Hukum Adat Bali
Hukum Adat Bali
NIM : 1704551149
KELAS : B (REGULER PAGI)
Dalam hal kawin lari adalah dilihat dari frase "membawa pergi" dalam Pasal 332
KUHP. Perbuatan ‘membawa pergi’ yang disebut ayat (1) berarti memerlukan tindakan
aktif dari laki-laki. Pasal ini tidak bisa diterapkan jika yang sangat aktif adalah si
perempuan, sedangkan laki-laki bersifat pasif. Dari pasal tersebut terdapat istilah
membawa pergi yang berarti melarikan perempuan di bawah umur tanpa izin orang tua
atau walinya walaupun atas kemauan perempuan itu sendiri dan atau membawa pergi
perempuan yang belum cukup umur dikarenakan akal tipu, kekerasan atau anacaman
kekerasan. .Maksud membawa lari ialah untuk mempunyai perempuan itu dalam atau luar
perkawinan. Menurut Pasal 332 KUHPidana walaupun perempuann yang dibawa lari itu
atas kemauan sendiri tetapi karena ia masih dibawah umur dan tanpa izin orang tua atau
walinya maka yang melarikan karena salahnya tetap dihukum sesuai sanksi yang
tercantum.
7. JELASKAN APAKAH PERKAWINAN MENURUT HUKUM ADAT BALI YANG
TIDAK DICATATKAN DI KANTOR CATATAN SIPIL DAPAT DIKATAN SAH !
Jawab :
Sebuah perkawinan adalah sah bila dilakukan menurut hukum agama dan
keyakinan berturut-turut (Pasal 2 ayat (1) Undang-Undang Perkawinan).
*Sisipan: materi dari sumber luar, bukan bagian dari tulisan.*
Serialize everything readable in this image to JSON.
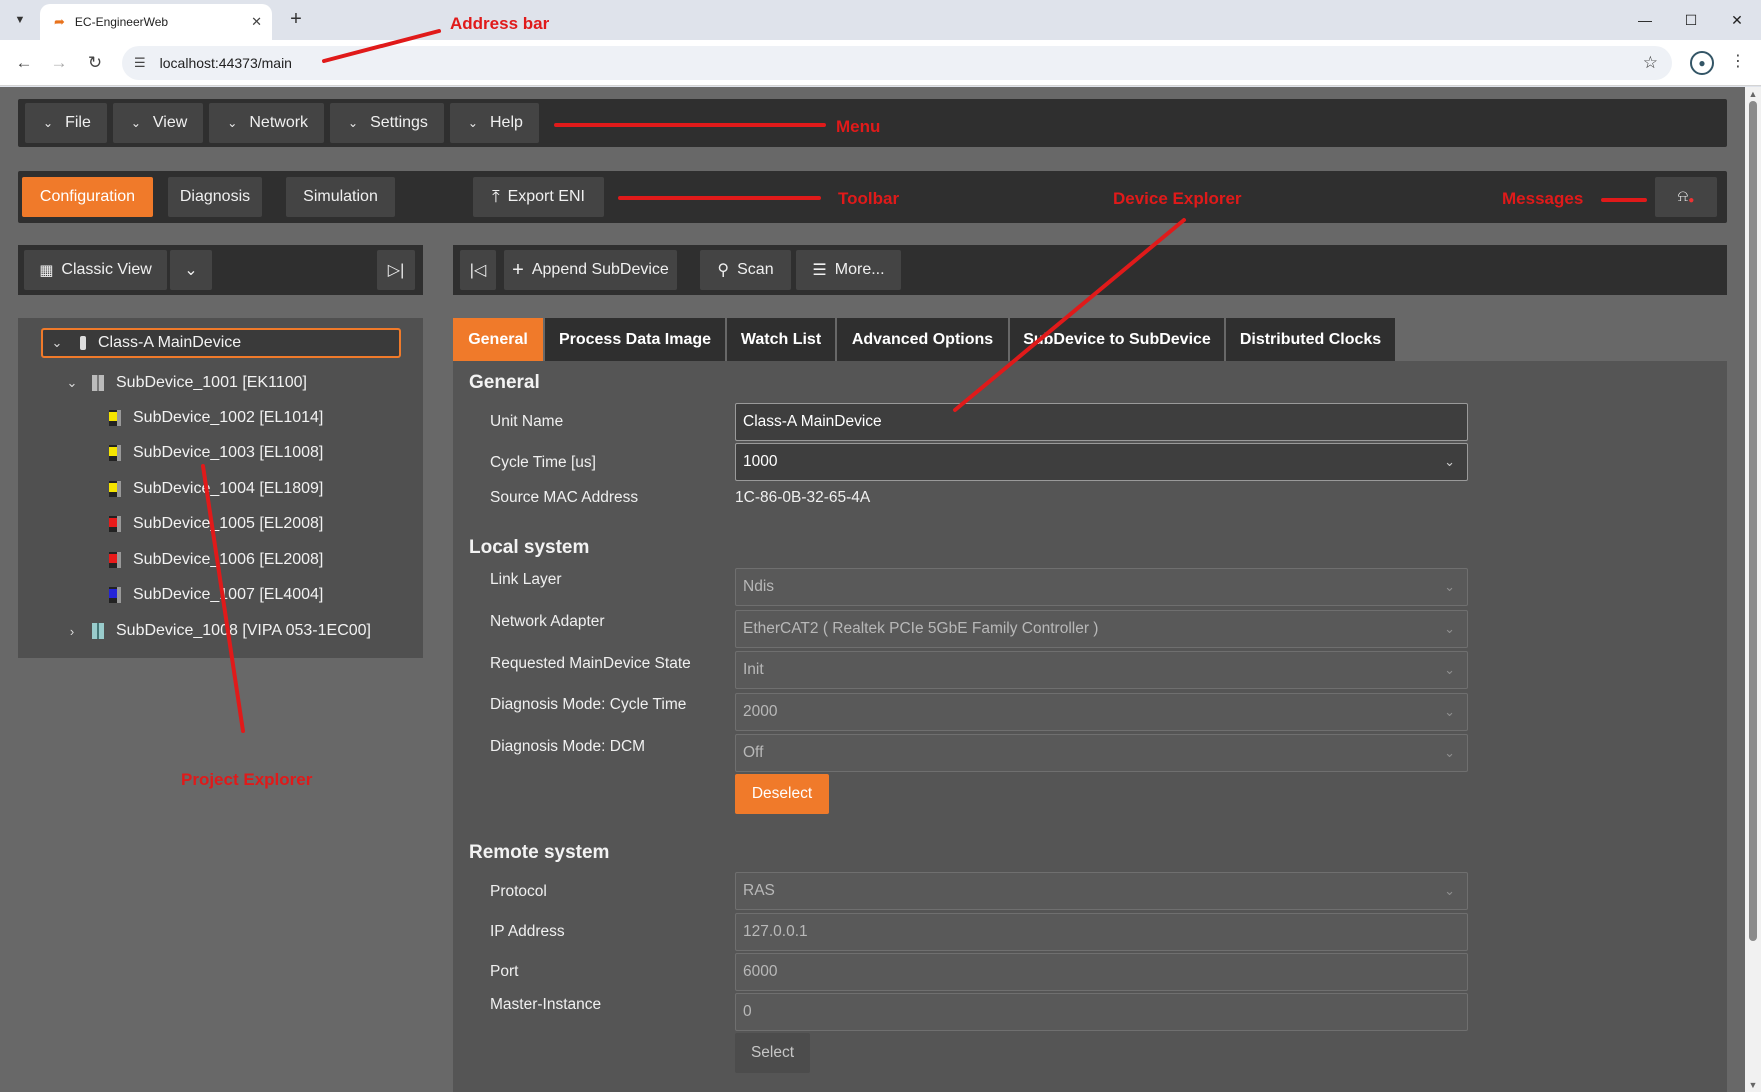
{
  "browser": {
    "tab_title": "EC-EngineerWeb",
    "url": "localhost:44373/main"
  },
  "menu": {
    "items": [
      {
        "label": "File"
      },
      {
        "label": "View"
      },
      {
        "label": "Network"
      },
      {
        "label": "Settings"
      },
      {
        "label": "Help"
      }
    ]
  },
  "toolbar": {
    "modes": [
      {
        "label": "Configuration",
        "active": true
      },
      {
        "label": "Diagnosis",
        "active": false
      },
      {
        "label": "Simulation",
        "active": false
      }
    ],
    "export_label": "Export ENI"
  },
  "project_explorer": {
    "view_label": "Classic View",
    "tree": [
      {
        "label": "Class-A MainDevice",
        "expanded": true,
        "selected": true
      },
      {
        "label": "SubDevice_1001 [EK1100]",
        "expanded": true
      },
      {
        "label": "SubDevice_1002 [EL1014]",
        "color": "#f5e400"
      },
      {
        "label": "SubDevice_1003 [EL1008]",
        "color": "#f5e400"
      },
      {
        "label": "SubDevice_1004 [EL1809]",
        "color": "#f5e400"
      },
      {
        "label": "SubDevice_1005 [EL2008]",
        "color": "#e81a1a"
      },
      {
        "label": "SubDevice_1006 [EL2008]",
        "color": "#e81a1a"
      },
      {
        "label": "SubDevice_1007 [EL4004]",
        "color": "#2424d8"
      },
      {
        "label": "SubDevice_1008 [VIPA 053-1EC00]",
        "expanded": false
      }
    ]
  },
  "device_explorer": {
    "actions": {
      "append": "Append SubDevice",
      "scan": "Scan",
      "more": "More..."
    },
    "tabs": [
      {
        "label": "General",
        "active": true
      },
      {
        "label": "Process Data Image"
      },
      {
        "label": "Watch List"
      },
      {
        "label": "Advanced Options"
      },
      {
        "label": "SubDevice to SubDevice"
      },
      {
        "label": "Distributed Clocks"
      }
    ],
    "general": {
      "title": "General",
      "unit_name_label": "Unit Name",
      "unit_name_value": "Class-A MainDevice",
      "cycle_time_label": "Cycle Time [us]",
      "cycle_time_value": "1000",
      "mac_label": "Source MAC Address",
      "mac_value": "1C-86-0B-32-65-4A"
    },
    "local_system": {
      "title": "Local system",
      "link_layer_label": "Link Layer",
      "link_layer_value": "Ndis",
      "adapter_label": "Network Adapter",
      "adapter_value": "EtherCAT2 ( Realtek PCIe 5GbE Family Controller )",
      "state_label": "Requested MainDevice State",
      "state_value": "Init",
      "diag_cycle_label": "Diagnosis Mode: Cycle Time",
      "diag_cycle_value": "2000",
      "diag_dcm_label": "Diagnosis Mode: DCM",
      "diag_dcm_value": "Off",
      "deselect_label": "Deselect"
    },
    "remote_system": {
      "title": "Remote system",
      "protocol_label": "Protocol",
      "protocol_value": "RAS",
      "ip_label": "IP Address",
      "ip_value": "127.0.0.1",
      "port_label": "Port",
      "port_value": "6000",
      "instance_label": "Master-Instance",
      "instance_value": "0",
      "select_label": "Select"
    }
  },
  "annotations": {
    "address_bar": "Address bar",
    "menu": "Menu",
    "toolbar": "Toolbar",
    "device_explorer": "Device Explorer",
    "messages": "Messages",
    "project_explorer": "Project Explorer"
  },
  "colors": {
    "accent": "#f07a2a",
    "annotation": "#e01a1a"
  }
}
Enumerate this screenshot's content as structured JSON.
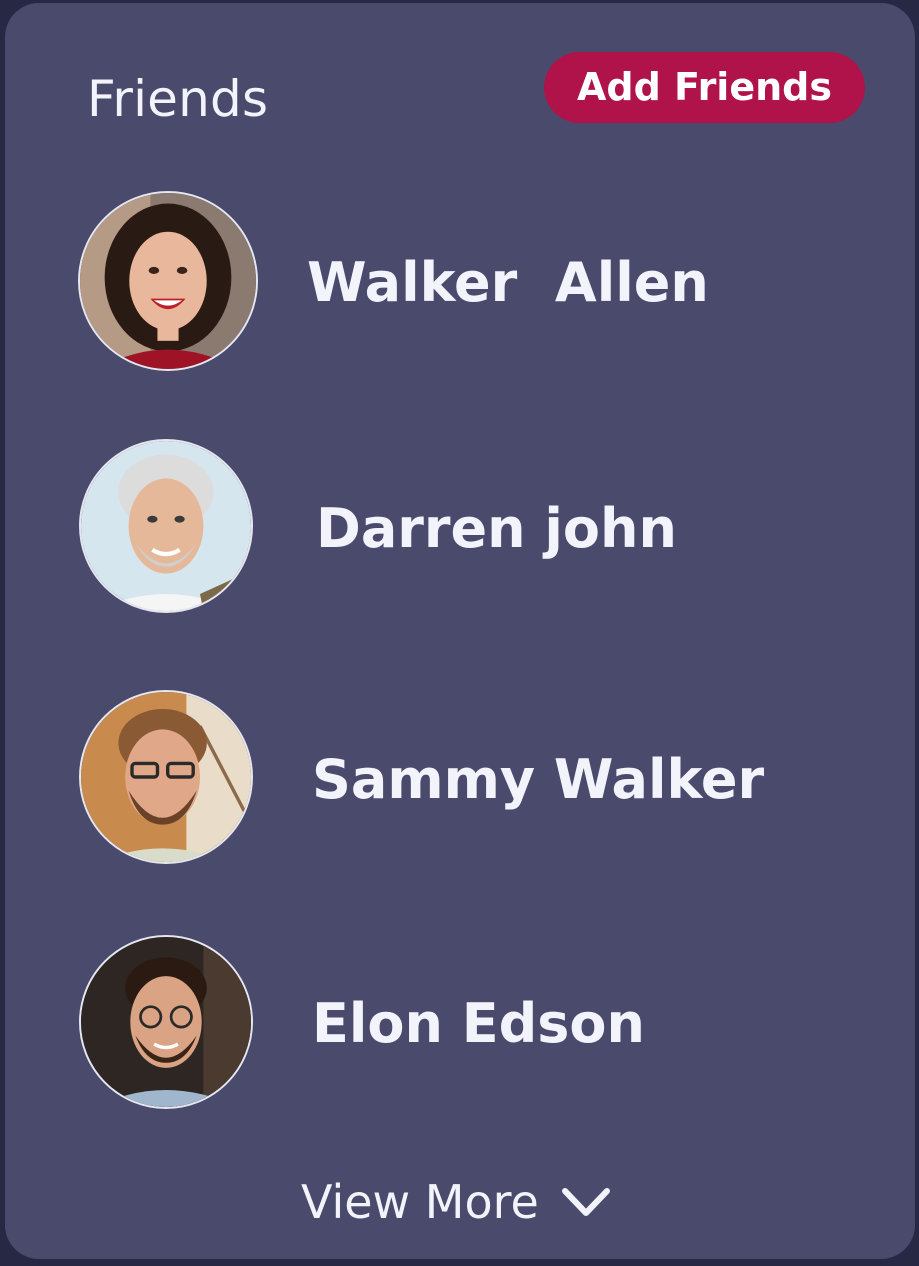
{
  "header": {
    "title": "Friends",
    "add_button_label": "Add Friends"
  },
  "friends": [
    {
      "name": "Walker  Allen"
    },
    {
      "name": "Darren john"
    },
    {
      "name": "Sammy Walker"
    },
    {
      "name": "Elon Edson"
    }
  ],
  "footer": {
    "view_more_label": "View More",
    "icon": "chevron-down-icon"
  },
  "colors": {
    "background": "#262844",
    "card": "#4a4a6d",
    "accent": "#b0124a",
    "text": "#f2f3fb"
  }
}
Selain itu,
setiap perkawinan harus didaftarkan sesuai dengan peraturan perundang-undangan yang
berlaku Perkawinan pada umumnya harus dicatatkan di kantor pegawai pencatat sipil,
akan tetapi sampai sekarang masih banyak perkawinan yang belum terdaftar atau
dicatatkan. Hal ini bisa disebabkan oleh beberapa faktor, antara lain biaya pencatatan
perkawinan yang cukup mahal dan sulitnya mengurus surat pencatatan perkawinan
tersebut.
Perkawinan dan perceraian bagi umat Hindu di Bali dapat dikatakan sah apabila
dilaksanakan menurut hukum adat Bali (disaksikan prajuru banjar atau desa pakraman)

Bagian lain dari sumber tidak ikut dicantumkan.